Actually, no. Tony hadn't posted anything immature and was professional about it. Though a sticky on the first page and RELEASE section, would have been helpful. The problem is neanderthals posting flames and self proclaimed "Professionals" not providing him support when issues like this come up, and issues like this come up with EVERY large scale and despised businesses. Tony doesn't have the resources like Microsoft or Blizzard to catch these obscure threats 100% of the time, sure his system was compromised, now he has to deal with the internal problem.

I agree that it sucks downloading a file infected with a Trojan, but to me or any real professional, it's SIMPLE to remove without having to wipe a drive and re-image a machine. If your anti-virus flagged it as infected, yet you continued to install it, then who's problem is it anyway? Surely not Tonys or his staff. An infected .exe file just, sitting on your machine, can't do anything at all until YOU execute it!




Secure Erase and re-image literally takes less than 5-10 minutes, if you're running SSD. Standard mechanical drive, well... you ought to have backups.

Suggestions for users:
Sandbox
SecureErase
Acronis

It's your job to keep your machine and network safe. True story.

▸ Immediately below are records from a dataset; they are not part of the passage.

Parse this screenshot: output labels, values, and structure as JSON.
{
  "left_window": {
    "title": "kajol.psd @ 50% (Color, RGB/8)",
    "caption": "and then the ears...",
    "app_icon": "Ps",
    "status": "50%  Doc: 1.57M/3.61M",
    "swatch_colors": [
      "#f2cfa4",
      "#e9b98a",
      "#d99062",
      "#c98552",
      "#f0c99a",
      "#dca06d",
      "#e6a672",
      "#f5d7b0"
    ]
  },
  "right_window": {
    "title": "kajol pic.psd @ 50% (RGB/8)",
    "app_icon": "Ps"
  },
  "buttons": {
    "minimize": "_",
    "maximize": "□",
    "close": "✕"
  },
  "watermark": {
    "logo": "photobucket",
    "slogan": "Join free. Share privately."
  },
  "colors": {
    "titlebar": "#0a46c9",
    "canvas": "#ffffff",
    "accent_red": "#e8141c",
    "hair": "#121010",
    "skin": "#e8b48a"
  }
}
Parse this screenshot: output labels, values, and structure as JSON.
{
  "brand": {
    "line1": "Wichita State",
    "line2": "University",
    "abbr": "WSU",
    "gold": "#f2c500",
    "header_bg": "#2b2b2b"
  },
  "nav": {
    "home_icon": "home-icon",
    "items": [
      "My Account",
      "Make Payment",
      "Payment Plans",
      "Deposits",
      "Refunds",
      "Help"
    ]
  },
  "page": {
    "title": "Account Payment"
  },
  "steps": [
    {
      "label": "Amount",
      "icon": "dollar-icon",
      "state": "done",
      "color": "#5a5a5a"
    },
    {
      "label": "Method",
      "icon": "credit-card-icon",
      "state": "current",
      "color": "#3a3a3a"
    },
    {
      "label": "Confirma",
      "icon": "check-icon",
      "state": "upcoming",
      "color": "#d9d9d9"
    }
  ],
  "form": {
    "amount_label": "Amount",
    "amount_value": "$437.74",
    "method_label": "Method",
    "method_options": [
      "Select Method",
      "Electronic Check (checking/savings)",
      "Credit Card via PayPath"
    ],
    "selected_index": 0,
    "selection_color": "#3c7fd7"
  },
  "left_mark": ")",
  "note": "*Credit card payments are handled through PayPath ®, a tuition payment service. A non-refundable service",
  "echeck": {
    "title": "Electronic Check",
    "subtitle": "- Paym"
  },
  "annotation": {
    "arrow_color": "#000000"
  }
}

If you're worried about your passwords being compromised or stolen, then you ought to be using an encrypted vault (lastpass, etc...), or just use your brain to save that information. Common sense security.

Here is a link I use for security software (just DO NOT download from this site, go to the developers site to download!!!):
Download categories - download spyware removal and Internet privacy tools

I never said i was infected, but thanks for readin my post. If you did, you might actually find that i did put SOME useful information in there

 

[bambam922]

Annnnd this thread is going nowhere so I'm going to close it.
The current download for HB is safe.

Keep in mind that we have a giant target on our back.